Reversed and remanded. 
      
       The trials of appellant, Ronnie Williams, and Ernest Kelly were severed upon defense motion. The third accused, Marshall Hayden, has fled the jurisdiction.
     
      
       When a defendant in a criminal prosecution invokes the hearsay exclusionary rule, he is fortified by the “confrontation clause” of the Sixth Amendment to the United States Constitution which provides:
      In all criminal prosecutions, the accused shall enjoy the right... to be confronted with the witnesses against him ... and its parallel provision in W. Va. Const., art. 3 § 14.
      While the United States Supreme Court has spoken on this subject, Pointer v. Texas, 380 U.S. 400 (1970); California v. Green, 399 U.S. 149 (1970); Dutton v. Evans, 400 U.S. 74 (1970), no definitive rule has emerged. Dutton involved a situation similar to the one before us. In that case Mr. Evans and a Mr. Williams were tried separately and convicted of murdering a police officer while stealing a car. At both trials the testimony of Mr. Williams’ fellow prisoner that Mr. Williams had told him that “If it hadn’t been for that dirty son-of-a-bitch Alex Evans, we wouldn’t be in this now.” was admitted over objection. In a habeas corpus proceeding, Mr. Evans claimed he had been denied his constitutional right of confrontation by the admission of the hearsay testimony. The Court of Appeals for the Fifth Circuit granted him relief, Evans v. Dutton, 400 F.2d 826 (5th Cir. 1968), but the United States Supreme Court reversed reasoning that sufficient indicia of reliability were present to meet the confrontation clause’s practical concern for the accuracy of the truth-determining process because the trier of fact had a satisfactory basis for evaluating the truth of the statement.
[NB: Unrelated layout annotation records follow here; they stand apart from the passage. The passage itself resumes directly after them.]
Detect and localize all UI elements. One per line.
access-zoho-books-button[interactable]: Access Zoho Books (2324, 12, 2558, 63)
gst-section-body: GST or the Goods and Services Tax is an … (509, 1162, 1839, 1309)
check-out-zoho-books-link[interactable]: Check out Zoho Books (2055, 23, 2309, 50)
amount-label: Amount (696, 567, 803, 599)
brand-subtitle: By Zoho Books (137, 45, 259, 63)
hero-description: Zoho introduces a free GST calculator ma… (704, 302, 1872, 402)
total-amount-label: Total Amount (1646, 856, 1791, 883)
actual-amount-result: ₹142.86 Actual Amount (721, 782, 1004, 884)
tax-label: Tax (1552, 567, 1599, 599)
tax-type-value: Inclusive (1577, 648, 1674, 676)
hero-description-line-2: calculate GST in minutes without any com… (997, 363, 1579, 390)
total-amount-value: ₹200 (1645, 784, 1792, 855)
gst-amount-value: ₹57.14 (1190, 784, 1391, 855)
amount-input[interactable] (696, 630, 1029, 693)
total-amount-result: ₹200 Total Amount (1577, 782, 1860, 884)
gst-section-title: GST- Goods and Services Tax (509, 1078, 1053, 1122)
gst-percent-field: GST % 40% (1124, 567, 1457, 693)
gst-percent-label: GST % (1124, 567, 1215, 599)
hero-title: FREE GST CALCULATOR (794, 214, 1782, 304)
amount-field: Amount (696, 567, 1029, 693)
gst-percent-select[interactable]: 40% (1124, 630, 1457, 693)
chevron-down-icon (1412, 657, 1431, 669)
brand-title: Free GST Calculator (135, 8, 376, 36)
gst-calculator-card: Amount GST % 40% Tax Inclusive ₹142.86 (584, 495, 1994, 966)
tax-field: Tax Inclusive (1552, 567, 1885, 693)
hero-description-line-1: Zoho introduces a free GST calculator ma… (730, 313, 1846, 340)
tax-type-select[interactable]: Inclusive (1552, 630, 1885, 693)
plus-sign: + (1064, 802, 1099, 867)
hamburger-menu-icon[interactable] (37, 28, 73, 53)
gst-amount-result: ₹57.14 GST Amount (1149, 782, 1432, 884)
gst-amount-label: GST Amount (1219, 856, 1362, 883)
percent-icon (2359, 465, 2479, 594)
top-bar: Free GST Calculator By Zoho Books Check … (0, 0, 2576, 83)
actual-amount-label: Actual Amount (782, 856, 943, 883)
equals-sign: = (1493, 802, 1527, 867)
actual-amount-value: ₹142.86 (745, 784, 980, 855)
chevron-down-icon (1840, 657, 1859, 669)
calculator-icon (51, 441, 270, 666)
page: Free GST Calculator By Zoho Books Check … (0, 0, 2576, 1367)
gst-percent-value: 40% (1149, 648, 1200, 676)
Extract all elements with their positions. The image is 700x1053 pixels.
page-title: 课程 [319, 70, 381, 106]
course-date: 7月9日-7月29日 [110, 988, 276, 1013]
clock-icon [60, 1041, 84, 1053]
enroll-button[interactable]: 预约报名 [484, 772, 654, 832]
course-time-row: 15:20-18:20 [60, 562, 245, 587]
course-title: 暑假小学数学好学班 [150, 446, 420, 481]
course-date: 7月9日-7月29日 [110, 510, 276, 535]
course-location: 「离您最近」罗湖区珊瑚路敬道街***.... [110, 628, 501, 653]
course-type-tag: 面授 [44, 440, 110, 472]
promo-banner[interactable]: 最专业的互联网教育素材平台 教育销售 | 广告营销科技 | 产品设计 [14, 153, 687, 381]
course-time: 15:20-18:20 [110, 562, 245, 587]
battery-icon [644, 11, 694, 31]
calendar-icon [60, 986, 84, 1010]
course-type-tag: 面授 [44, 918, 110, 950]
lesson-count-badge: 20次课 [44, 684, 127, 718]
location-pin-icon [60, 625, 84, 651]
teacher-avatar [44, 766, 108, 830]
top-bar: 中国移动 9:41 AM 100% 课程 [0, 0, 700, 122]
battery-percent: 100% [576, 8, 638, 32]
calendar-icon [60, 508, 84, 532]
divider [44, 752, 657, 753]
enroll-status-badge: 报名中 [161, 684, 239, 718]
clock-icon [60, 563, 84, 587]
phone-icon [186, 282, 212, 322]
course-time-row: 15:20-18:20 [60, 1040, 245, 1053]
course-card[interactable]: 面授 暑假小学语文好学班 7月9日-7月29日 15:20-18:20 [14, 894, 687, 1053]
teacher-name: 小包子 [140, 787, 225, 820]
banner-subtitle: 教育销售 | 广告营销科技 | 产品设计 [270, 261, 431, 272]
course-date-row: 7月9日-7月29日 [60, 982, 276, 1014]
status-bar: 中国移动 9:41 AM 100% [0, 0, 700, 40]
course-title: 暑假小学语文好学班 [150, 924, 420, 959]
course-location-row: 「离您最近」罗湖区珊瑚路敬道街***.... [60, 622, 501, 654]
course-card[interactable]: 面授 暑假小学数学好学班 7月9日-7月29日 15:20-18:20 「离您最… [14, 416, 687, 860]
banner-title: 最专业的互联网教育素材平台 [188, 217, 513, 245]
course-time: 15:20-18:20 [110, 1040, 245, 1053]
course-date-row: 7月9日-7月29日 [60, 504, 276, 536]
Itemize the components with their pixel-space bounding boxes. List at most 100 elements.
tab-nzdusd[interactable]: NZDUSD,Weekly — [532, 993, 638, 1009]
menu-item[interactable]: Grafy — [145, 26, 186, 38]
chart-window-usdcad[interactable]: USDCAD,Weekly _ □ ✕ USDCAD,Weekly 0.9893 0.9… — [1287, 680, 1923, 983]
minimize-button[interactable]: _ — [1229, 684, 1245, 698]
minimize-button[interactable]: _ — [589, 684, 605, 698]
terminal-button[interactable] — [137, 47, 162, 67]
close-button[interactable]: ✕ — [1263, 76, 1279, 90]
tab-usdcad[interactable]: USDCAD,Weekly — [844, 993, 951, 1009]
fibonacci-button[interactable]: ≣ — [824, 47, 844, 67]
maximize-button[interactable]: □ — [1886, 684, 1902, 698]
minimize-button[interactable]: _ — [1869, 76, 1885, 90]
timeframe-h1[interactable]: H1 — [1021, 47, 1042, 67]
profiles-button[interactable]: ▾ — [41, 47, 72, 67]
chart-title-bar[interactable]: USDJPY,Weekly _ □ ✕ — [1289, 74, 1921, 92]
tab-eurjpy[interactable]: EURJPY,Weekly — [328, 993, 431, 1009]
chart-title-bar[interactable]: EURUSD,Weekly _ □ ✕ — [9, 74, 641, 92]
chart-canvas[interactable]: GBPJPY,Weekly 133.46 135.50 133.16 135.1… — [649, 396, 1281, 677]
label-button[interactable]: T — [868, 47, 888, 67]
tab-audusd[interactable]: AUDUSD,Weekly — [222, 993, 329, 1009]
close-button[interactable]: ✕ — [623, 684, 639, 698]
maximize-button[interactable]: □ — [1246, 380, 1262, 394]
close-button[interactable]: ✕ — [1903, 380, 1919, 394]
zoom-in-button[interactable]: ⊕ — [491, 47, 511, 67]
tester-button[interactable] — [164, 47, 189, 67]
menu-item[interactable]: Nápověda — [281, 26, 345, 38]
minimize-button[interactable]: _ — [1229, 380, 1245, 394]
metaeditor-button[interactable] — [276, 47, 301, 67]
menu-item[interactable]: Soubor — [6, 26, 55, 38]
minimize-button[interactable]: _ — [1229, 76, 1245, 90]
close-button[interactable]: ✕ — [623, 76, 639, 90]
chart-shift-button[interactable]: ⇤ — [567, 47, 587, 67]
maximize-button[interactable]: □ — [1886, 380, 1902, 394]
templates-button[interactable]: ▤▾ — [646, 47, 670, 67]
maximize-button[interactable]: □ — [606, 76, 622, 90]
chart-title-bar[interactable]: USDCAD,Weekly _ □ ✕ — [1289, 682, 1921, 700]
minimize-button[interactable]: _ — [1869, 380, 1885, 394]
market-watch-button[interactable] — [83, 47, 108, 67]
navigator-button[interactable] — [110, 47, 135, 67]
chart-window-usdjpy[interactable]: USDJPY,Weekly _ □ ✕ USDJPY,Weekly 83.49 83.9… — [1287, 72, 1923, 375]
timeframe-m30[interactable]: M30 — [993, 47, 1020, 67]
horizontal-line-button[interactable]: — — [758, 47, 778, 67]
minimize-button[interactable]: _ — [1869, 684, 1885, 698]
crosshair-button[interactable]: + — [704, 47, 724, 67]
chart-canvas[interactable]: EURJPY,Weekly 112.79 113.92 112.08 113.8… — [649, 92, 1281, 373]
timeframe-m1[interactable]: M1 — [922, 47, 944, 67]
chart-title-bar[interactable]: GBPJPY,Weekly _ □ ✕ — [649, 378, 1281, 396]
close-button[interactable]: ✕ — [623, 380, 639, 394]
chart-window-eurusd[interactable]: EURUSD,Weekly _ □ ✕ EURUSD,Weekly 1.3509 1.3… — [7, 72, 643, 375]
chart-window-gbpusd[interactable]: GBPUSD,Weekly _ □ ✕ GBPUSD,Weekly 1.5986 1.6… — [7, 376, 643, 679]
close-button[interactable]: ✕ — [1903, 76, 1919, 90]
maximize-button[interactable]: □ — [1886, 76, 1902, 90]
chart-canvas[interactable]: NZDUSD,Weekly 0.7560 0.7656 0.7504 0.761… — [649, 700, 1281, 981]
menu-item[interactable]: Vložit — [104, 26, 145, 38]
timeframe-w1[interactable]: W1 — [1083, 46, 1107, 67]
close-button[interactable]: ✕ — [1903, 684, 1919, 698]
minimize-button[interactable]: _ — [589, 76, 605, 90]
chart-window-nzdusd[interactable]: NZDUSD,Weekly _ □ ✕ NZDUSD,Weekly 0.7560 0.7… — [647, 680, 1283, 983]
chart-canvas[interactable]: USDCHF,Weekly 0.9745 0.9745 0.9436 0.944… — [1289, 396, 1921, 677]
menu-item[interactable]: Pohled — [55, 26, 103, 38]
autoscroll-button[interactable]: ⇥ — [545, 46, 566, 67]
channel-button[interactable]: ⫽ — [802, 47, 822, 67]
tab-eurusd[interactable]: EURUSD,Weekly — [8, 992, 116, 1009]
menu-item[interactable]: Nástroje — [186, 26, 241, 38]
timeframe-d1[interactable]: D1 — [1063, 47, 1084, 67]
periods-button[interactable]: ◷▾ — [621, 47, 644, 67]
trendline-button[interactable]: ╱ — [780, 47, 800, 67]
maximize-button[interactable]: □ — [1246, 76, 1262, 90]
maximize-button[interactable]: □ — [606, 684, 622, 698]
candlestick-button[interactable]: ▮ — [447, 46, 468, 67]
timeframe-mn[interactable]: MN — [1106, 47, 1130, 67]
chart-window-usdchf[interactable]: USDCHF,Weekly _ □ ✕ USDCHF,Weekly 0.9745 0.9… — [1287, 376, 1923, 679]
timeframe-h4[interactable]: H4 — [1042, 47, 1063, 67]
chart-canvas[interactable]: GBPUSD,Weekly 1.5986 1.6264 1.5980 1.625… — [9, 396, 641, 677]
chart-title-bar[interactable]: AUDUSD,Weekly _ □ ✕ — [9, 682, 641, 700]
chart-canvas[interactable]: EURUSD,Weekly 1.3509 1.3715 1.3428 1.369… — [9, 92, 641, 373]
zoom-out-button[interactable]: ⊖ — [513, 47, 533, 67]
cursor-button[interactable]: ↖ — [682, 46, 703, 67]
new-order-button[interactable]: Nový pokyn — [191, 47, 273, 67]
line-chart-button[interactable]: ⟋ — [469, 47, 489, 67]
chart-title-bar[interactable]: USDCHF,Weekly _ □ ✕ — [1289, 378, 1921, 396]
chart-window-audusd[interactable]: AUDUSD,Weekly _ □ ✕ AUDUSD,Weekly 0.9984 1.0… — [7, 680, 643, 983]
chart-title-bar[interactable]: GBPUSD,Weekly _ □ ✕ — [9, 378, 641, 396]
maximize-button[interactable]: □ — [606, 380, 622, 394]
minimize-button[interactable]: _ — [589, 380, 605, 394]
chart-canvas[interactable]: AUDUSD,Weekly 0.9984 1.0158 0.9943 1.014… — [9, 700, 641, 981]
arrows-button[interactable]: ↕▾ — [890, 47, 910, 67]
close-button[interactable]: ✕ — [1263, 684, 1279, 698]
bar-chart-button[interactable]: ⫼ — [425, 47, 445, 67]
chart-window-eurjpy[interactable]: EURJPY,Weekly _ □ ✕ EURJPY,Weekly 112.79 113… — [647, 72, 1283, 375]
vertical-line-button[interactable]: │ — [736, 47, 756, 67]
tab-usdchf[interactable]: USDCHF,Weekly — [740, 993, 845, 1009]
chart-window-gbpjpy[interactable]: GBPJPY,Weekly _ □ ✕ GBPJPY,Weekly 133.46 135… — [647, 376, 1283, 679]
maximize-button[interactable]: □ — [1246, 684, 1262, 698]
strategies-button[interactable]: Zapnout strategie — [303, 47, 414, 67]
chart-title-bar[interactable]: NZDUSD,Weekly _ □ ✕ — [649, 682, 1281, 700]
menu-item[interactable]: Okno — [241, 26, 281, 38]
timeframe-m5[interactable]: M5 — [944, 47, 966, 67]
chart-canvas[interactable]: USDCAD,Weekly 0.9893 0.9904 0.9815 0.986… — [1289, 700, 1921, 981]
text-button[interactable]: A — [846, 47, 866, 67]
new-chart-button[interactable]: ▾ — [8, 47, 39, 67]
Dutton v. Evans, supra. The court considered such factors as corroborating evidence, the circumstances of the making of the statement, the spontaneousness of the statement, the fact that the statement was against the declarant’s penal interest and the opportunity to cross-examine the in-court witness.
      The United States Supreme Court declined making any general equation between the hearsay rule and the confrontation clause confining themselves to deciding the case before them. We do not pretend to be possessed of any superior insight enabling us definitively to dove-tail conflicts between confrontation rights and admissible hearsay; rather we will follow our superior court’s lead that in each case there must be sufficient reliability to satisfy the Confrontation Clause’s purpose. The better practice is probably not to admit any hearsay from the State where it is not absolutely necessary. Many reversals come from over-trying a case.
      Of course, in a case, such as the one before us, where the defendant is proffering hearsay evidence beneficial to him this conflict does not arise and the inquiry is unnecessary.
     
      
       We are not alone in adopting this approach to the admissibility of hearsay. See Stone v. State 85 Wash.2d 342, 534 P.2d 1022 (1975); Piper v. Fickett, 113 N.H. 631, 312 A.2d 698 (1973); Hew v. Aruda, 51 Haw. 451, 462 P.2d 476 (1969); Ark. Uniform Rules of Evid., 803(b)(5); Neb. Rev. Stat., 27-804(2)(e) [1975]; Nev. Rev. Stat., 51.315 [1971]; N.M. Rules of Evid., 20-4-804(b)(6).
     
      
       In order for a defendant to warrant a full hearing on any alleged invidious discrimination on jury selection he must demonstrate that he is a member of a recognizable, distinct group that has been under-represented by comparing the proportion of the group in the total population to the proportion called as jurors over a significant period of time. Once he has statistically shown substantial under-representation of his group, he has made a prima facie case of discrimination, and the burden shifts to the State to rebut that case. State ex rel. Whitman v. Fox, _ W.Va. _, 236 S.E.2d 565 (1977).
     
      
       We are not required to address appellant’s claim that he should have been awarded a new trial on the basis of newly discovered evidence since a new trial is already being awarded and all evidence will be evaluated at that trial.